May 18, 2006

a profound forgetting

A quote from God's Choice, by George Weigel:

...Pope Benedict XVI diagnosed that malady that has sapped Europe's spiritual energies and human strength a long time ago. It is a sickness in the order of ideas and values, a sickness caused by a profound forgetting. One can call that forgetting relativism in regard to morals; one can call it skepticism, bordering on irrationalism, about the human capacity to know things; one can think of it as a more generalized nihilism, in which the very mystery of being has soured.

Whatever the nomenclature, however, the disease remains a matter of amnesia: a deliberate willful forgetting of the truth that the human person "does not himself
invent morality on the basis of calculations of expediency, but rather finds it already present in the essence of things." Today's European crisis, Joseph Ratzinger once wrote, is the result of this great forgetting....

"A great forgetting" seems about right to me.

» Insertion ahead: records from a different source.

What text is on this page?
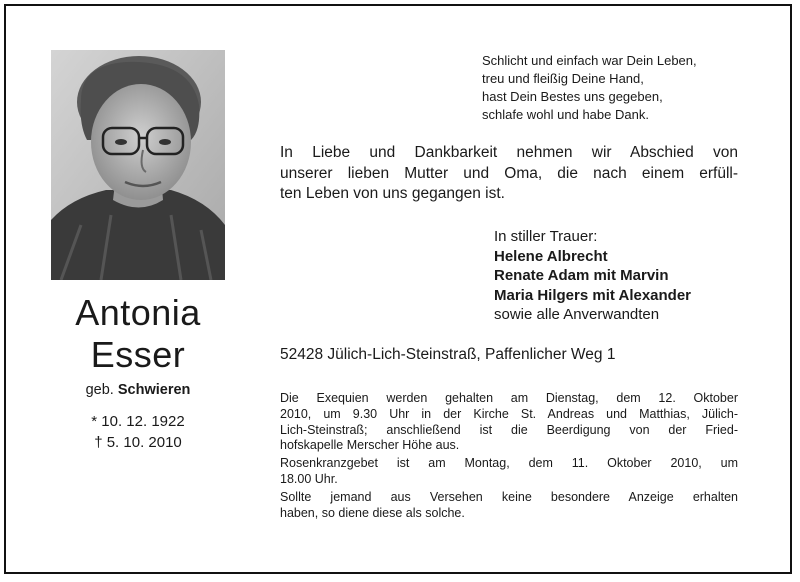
Antonia
Esser
geb. Schwieren
* 10. 12. 1922
† 5. 10. 2010
Schlicht und einfach war Dein Leben,
treu und fleißig Deine Hand,
hast Dein Bestes uns gegeben,
schlafe wohl und habe Dank.
In Liebe und Dankbarkeit nehmen wir Abschied von
unserer lieben Mutter und Oma, die nach einem erfüll-
ten Leben von uns gegangen ist.
In stiller Trauer:
Helene Albrecht
Renate Adam mit Marvin
Maria Hilgers mit Alexander
sowie alle Anverwandten
52428 Jülich-Lich-Steinstraß, Paffenlicher Weg 1
Die Exequien werden gehalten am Dienstag, dem 12. Oktober
2010, um 9.30 Uhr in der Kirche St. Andreas und Matthias, Jülich-
Lich-Steinstraß; anschließend ist die Beerdigung von der Fried-
hofskapelle Merscher Höhe aus.
Rosenkranzgebet ist am Montag, dem 11. Oktober 2010, um
18.00 Uhr.
Sollte jemand aus Versehen keine besondere Anzeige erhalten
haben, so diene diese als solche.
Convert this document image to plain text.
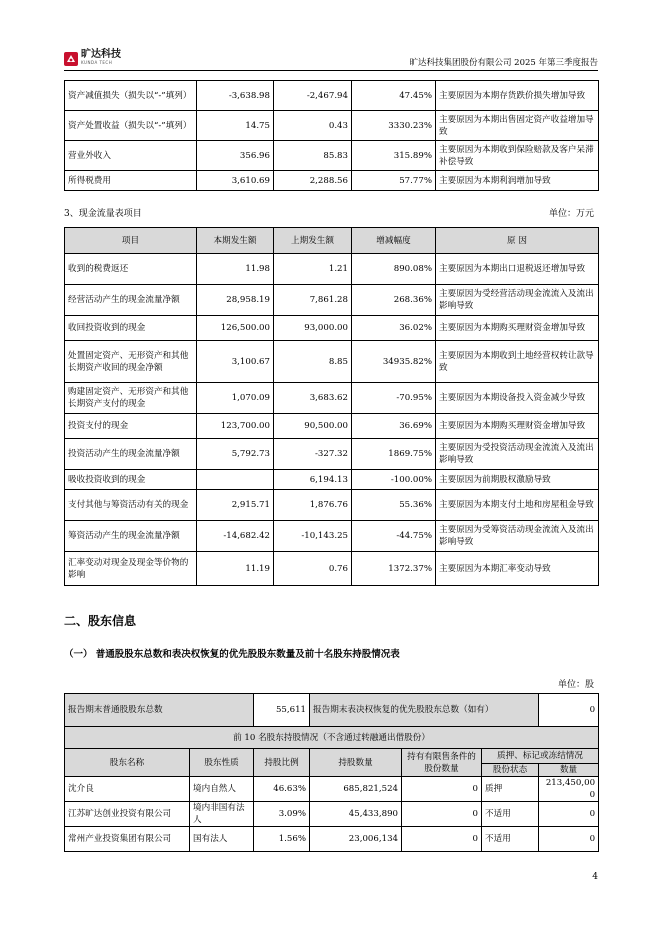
旷达科技
KUNDA TECH	旷达科技集团股份有限公司 2025 年第三季度报告
资产减值损失（损失以“-”填列）	-3,638.98	-2,467.94	47.45%	主要原因为本期存货跌价损失增加导致
资产处置收益（损失以“-”填列）	14.75	0.43	3330.23%	主要原因为本期出售固定资产收益增加导致
营业外收入	356.96	85.83	315.89%	主要原因为本期收到保险赔款及客户呆滞补偿导致
所得税费用	3,610.69	2,288.56	57.77%	主要原因为本期利润增加导致
3、现金流量表项目	单位：万元
项目	本期发生额	上期发生额	增减幅度	原 因
收到的税费返还	11.98	1.21	890.08%	主要原因为本期出口退税返还增加导致
经营活动产生的现金流量净额	28,958.19	7,861.28	268.36%	主要原因为受经营活动现金流流入及流出影响导致
收回投资收到的现金	126,500.00	93,000.00	36.02%	主要原因为本期购买理财资金增加导致
处置固定资产、无形资产和其他长期资产收回的现金净额	3,100.67	8.85	34935.82%	主要原因为本期收到土地经营权转让款导致
购建固定资产、无形资产和其他长期资产支付的现金	1,070.09	3,683.62	-70.95%	主要原因为本期设备投入资金减少导致
投资支付的现金	123,700.00	90,500.00	36.69%	主要原因为本期购买理财资金增加导致
投资活动产生的现金流量净额	5,792.73	-327.32	1869.75%	主要原因为受投资活动现金流流入及流出影响导致
吸收投资收到的现金		6,194.13	-100.00%	主要原因为前期股权激励导致
支付其他与筹资活动有关的现金	2,915.71	1,876.76	55.36%	主要原因为本期支付土地和房屋租金导致
筹资活动产生的现金流量净额	-14,682.42	-10,143.25	-44.75%	主要原因为受筹资活动现金流流入及流出影响导致
汇率变动对现金及现金等价物的影响	11.19	0.76	1372.37%	主要原因为本期汇率变动导致
二、股东信息
（一） 普通股股东总数和表决权恢复的优先股股东数量及前十名股东持股情况表
单位：股
报告期末普通股股东总数		55,611	报告期末表决权恢复的优先股股东总数（如有）			0
前 10 名股东持股情况（不含通过转融通出借股份）						
股东名称	股东性质	持股比例	持股数量	持有有限售条件的股份数量	质押、标记或冻结情况	
					股份状态	数量
沈介良	境内自然人	46.63%	685,821,524	0	质押	213,450,000
江苏旷达创业投资有限公司	境内非国有法人	3.09%	45,433,890	0	不适用	0
常州产业投资集团有限公司	国有法人	1.56%	23,006,134	0	不适用	0
4
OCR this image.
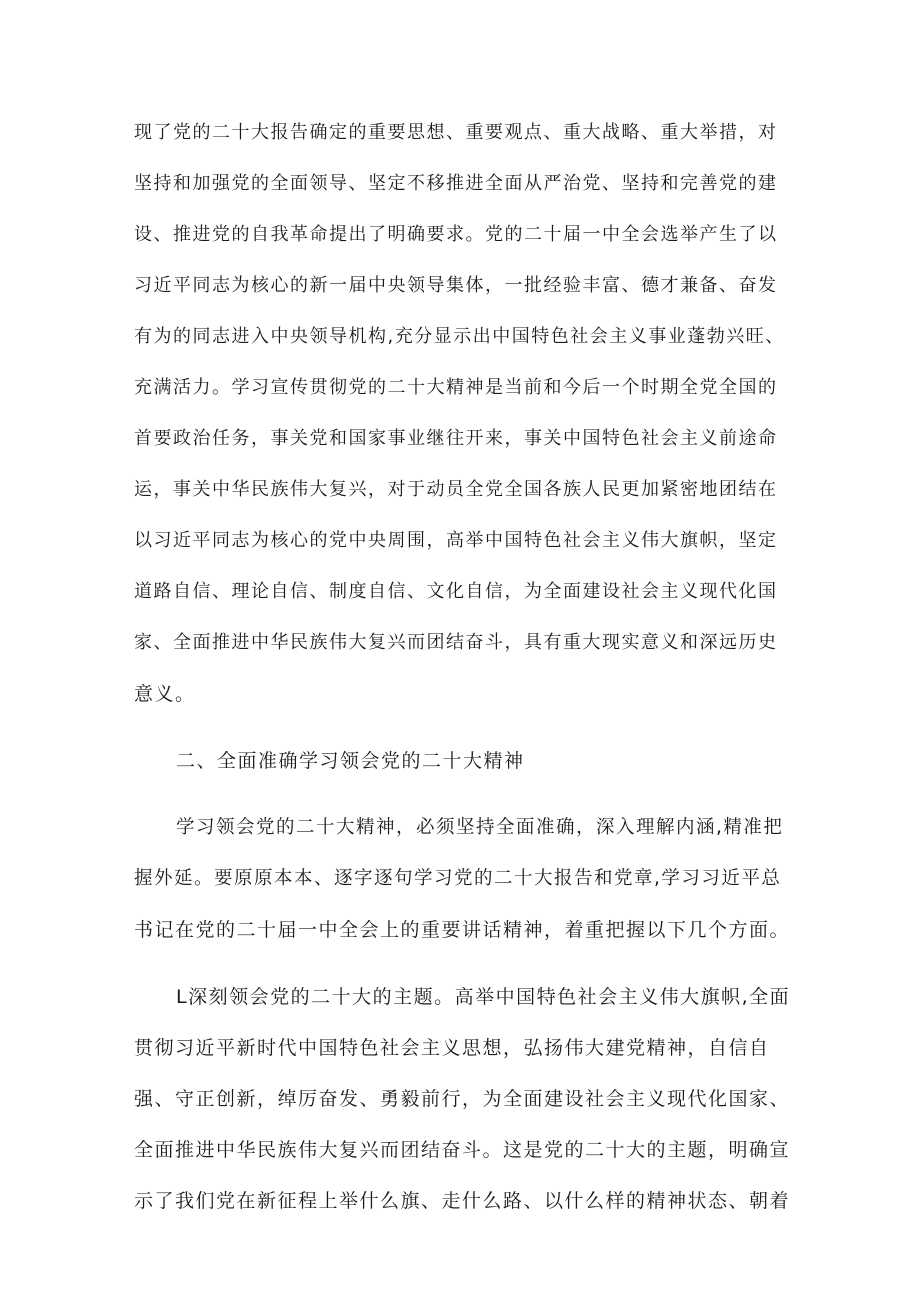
现了党的二十大报告确定的重要思想、重要观点、重大战略、重大举措，对
坚持和加强党的全面领导、坚定不移推进全面从严治党、坚持和完善党的建
设、推进党的自我革命提出了明确要求。党的二十届一中全会选举产生了以
习近平同志为核心的新一届中央领导集体，一批经验丰富、德才兼备、奋发
有为的同志进入中央领导机构,充分显示出中国特色社会主义事业蓬勃兴旺、
充满活力。学习宣传贯彻党的二十大精神是当前和今后一个时期全党全国的
首要政治任务，事关党和国家事业继往开来，事关中国特色社会主义前途命
运，事关中华民族伟大复兴，对于动员全党全国各族人民更加紧密地团结在
以习近平同志为核心的党中央周围，高举中国特色社会主义伟大旗帜，坚定
道路自信、理论自信、制度自信、文化自信，为全面建设社会主义现代化国
家、全面推进中华民族伟大复兴而团结奋斗，具有重大现实意义和深远历史
意义。
二、全面准确学习领会党的二十大精神
学习领会党的二十大精神，必须坚持全面准确，深入理解内涵,精准把
握外延。要原原本本、逐字逐句学习党的二十大报告和党章,学习习近平总
书记在党的二十届一中全会上的重要讲话精神，着重把握以下几个方面。
L深刻领会党的二十大的主题。高举中国特色社会主义伟大旗帜,全面
贯彻习近平新时代中国特色社会主义思想，弘扬伟大建党精神，自信自
强、守正创新，绰厉奋发、勇毅前行，为全面建设社会主义现代化国家、
全面推进中华民族伟大复兴而团结奋斗。这是党的二十大的主题，明确宣
示了我们党在新征程上举什么旗、走什么路、以什么样的精神状态、朝着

And "finding" morality already present in the essence of things...How can that happen? How do you do it? Maybe it's analogous to pathfinding through a dense jungly wilderness, rarely seeing a clear way, but always keeping the general direction in mind. Our ancestors worked on it for a thousand generations, struggling, praying, moving forward. They learned painful lessons and slowly scraped together wisdom...and now we just forget.

"...the very mystery of being has soured." That's near the heart of it. That's something too subtle to analyze, and yet we see it all the time.